Today’s domestic dog shared a common ancestor with the modern-day wolf. The two species split off into their separate ways between 9,000 and 34,000 years ago.3 Nevertheless, both animals were and are predators. Their sense of smell is imperative to them, from locating prey and defining their territory to finding a mate.

The interior of the nasal cavity is lining with a special type of tissue called the olfactory epithelium. That lining contains over 100 million scent receptors. Some scent hounds with an especially keen sense of smell like Bloodhounds have even two or three times more than that. On the other hand, flat-faced or brachycephalic breeds, like Pugs and French Bulldogs, have fewer receptors. Compare these figures to humans, who have about 5-6 million scent receptors. Cats have over 200 million. It’s plain to see that cats and dogs have us beat when it comes to the sense of smell.
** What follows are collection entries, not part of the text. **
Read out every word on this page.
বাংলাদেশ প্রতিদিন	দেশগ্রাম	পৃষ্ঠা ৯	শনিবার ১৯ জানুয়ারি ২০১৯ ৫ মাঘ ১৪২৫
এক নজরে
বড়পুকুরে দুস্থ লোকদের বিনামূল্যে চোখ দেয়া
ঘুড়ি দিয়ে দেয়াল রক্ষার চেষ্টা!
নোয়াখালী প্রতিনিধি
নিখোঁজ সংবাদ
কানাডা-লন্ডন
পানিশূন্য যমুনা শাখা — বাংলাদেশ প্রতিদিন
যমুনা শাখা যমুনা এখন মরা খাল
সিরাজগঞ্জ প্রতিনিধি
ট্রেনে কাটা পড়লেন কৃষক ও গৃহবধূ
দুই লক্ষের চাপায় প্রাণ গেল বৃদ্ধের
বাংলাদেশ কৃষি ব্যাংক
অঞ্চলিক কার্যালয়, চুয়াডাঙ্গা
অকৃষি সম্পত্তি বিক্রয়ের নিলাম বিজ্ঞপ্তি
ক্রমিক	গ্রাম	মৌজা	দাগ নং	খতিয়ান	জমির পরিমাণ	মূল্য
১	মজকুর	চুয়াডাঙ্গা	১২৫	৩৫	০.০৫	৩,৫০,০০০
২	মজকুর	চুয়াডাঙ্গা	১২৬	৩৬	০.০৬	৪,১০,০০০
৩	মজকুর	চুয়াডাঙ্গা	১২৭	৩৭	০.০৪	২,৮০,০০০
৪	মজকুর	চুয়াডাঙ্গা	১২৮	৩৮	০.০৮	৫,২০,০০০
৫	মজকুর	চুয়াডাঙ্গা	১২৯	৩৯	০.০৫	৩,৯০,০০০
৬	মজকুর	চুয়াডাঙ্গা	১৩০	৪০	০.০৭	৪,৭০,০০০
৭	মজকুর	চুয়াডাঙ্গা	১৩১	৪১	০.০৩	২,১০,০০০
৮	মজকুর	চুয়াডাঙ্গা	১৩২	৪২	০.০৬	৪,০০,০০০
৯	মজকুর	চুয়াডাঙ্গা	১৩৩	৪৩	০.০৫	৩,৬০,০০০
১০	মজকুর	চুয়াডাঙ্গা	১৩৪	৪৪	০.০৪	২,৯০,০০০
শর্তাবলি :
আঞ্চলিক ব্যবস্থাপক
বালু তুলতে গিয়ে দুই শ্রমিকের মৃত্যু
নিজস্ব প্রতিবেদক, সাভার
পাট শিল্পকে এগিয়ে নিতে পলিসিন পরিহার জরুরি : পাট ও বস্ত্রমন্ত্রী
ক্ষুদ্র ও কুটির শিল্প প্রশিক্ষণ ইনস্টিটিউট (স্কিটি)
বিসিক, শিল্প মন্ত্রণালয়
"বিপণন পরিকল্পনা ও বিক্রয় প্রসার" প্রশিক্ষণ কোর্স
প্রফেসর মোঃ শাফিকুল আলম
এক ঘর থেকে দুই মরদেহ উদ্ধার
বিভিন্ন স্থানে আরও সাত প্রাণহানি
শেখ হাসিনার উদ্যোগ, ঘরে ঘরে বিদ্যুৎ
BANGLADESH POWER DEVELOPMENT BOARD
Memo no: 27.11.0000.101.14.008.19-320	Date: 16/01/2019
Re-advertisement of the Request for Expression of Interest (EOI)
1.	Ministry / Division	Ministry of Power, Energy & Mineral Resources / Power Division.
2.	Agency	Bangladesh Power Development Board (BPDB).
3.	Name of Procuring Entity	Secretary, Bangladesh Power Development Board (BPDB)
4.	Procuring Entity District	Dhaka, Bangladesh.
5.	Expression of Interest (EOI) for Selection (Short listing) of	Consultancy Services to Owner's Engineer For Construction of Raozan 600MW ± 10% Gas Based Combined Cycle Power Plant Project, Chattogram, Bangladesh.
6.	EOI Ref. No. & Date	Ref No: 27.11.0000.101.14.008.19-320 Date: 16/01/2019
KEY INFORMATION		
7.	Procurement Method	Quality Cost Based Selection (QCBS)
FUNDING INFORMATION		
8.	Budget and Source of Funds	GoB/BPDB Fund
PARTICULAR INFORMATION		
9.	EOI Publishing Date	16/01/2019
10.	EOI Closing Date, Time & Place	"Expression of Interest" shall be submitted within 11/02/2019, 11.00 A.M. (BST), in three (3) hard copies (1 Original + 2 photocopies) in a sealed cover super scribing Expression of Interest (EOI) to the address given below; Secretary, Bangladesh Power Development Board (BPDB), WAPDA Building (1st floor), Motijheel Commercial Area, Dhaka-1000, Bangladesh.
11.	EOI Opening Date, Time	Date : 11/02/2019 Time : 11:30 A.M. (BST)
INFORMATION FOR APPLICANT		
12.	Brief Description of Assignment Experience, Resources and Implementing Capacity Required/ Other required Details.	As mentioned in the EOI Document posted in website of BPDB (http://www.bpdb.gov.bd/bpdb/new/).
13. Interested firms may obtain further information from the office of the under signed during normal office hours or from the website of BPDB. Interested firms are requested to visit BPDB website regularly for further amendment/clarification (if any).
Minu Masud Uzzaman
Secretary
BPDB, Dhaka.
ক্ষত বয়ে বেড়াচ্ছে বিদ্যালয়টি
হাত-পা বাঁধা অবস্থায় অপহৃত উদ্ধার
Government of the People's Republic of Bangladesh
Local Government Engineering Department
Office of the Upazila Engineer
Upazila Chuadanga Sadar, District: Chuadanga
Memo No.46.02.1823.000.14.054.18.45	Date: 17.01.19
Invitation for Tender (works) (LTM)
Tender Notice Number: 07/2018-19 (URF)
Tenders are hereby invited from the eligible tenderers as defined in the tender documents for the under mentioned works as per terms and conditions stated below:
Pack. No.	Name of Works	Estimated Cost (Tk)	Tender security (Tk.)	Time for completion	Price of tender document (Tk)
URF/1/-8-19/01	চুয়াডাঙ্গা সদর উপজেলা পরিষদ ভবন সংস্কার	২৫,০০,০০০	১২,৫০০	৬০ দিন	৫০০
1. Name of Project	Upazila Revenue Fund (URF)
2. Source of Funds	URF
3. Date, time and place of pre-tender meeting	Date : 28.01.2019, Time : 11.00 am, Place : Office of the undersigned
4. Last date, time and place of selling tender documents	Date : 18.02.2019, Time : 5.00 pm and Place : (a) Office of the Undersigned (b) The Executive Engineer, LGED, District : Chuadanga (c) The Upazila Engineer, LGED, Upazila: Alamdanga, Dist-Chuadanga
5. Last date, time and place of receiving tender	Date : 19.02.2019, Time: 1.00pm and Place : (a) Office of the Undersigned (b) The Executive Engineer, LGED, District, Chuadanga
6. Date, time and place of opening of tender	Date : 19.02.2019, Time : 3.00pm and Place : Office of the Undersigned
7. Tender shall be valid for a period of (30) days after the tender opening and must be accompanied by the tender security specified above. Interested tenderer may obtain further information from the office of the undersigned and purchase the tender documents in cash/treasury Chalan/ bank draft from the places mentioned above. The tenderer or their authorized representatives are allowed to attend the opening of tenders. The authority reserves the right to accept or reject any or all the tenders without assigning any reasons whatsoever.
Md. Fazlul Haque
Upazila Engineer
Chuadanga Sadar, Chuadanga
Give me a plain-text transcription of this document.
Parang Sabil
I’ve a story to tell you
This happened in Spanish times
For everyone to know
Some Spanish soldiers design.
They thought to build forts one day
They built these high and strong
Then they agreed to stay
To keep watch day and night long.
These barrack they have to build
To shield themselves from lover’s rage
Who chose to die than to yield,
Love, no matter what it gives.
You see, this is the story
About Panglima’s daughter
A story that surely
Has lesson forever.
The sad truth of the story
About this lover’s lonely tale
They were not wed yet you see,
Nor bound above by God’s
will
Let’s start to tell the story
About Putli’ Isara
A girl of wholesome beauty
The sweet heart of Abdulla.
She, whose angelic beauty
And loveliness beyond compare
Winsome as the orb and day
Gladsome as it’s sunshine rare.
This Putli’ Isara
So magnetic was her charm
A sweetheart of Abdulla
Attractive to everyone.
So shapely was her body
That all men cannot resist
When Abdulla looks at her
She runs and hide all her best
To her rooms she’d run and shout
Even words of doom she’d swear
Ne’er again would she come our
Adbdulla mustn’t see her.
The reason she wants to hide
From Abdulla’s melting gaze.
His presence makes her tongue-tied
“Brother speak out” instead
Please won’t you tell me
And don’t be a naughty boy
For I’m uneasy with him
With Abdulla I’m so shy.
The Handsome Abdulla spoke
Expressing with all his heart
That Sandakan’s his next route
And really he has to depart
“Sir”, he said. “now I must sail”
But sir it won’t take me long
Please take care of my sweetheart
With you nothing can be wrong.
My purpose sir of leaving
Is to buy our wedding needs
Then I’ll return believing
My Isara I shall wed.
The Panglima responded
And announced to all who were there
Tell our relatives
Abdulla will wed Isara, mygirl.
However, it’s not just about being able to detect scents. It’s also about telling them apart. That’s where a protein called V1R comes into play. It allows dogs and all mammals to differentiate odors. The more variants you have, the better your detection. People have two and dogs have nine. Score another point for the canines!

labrador close up
Image Credit: Pixabay

The Other Dogs Learn About Their World

Many animals, including cats and dogs, have another sensory body structure, called the vomeronasal or Jacobson’s organ. It sits between the hard palate on the roof of their mouths and their nasal septum that lies between their nostrils. When you see your pup licking and then bringing their tongue back into their mouth, they’re putting the Jacobson’s organ to work.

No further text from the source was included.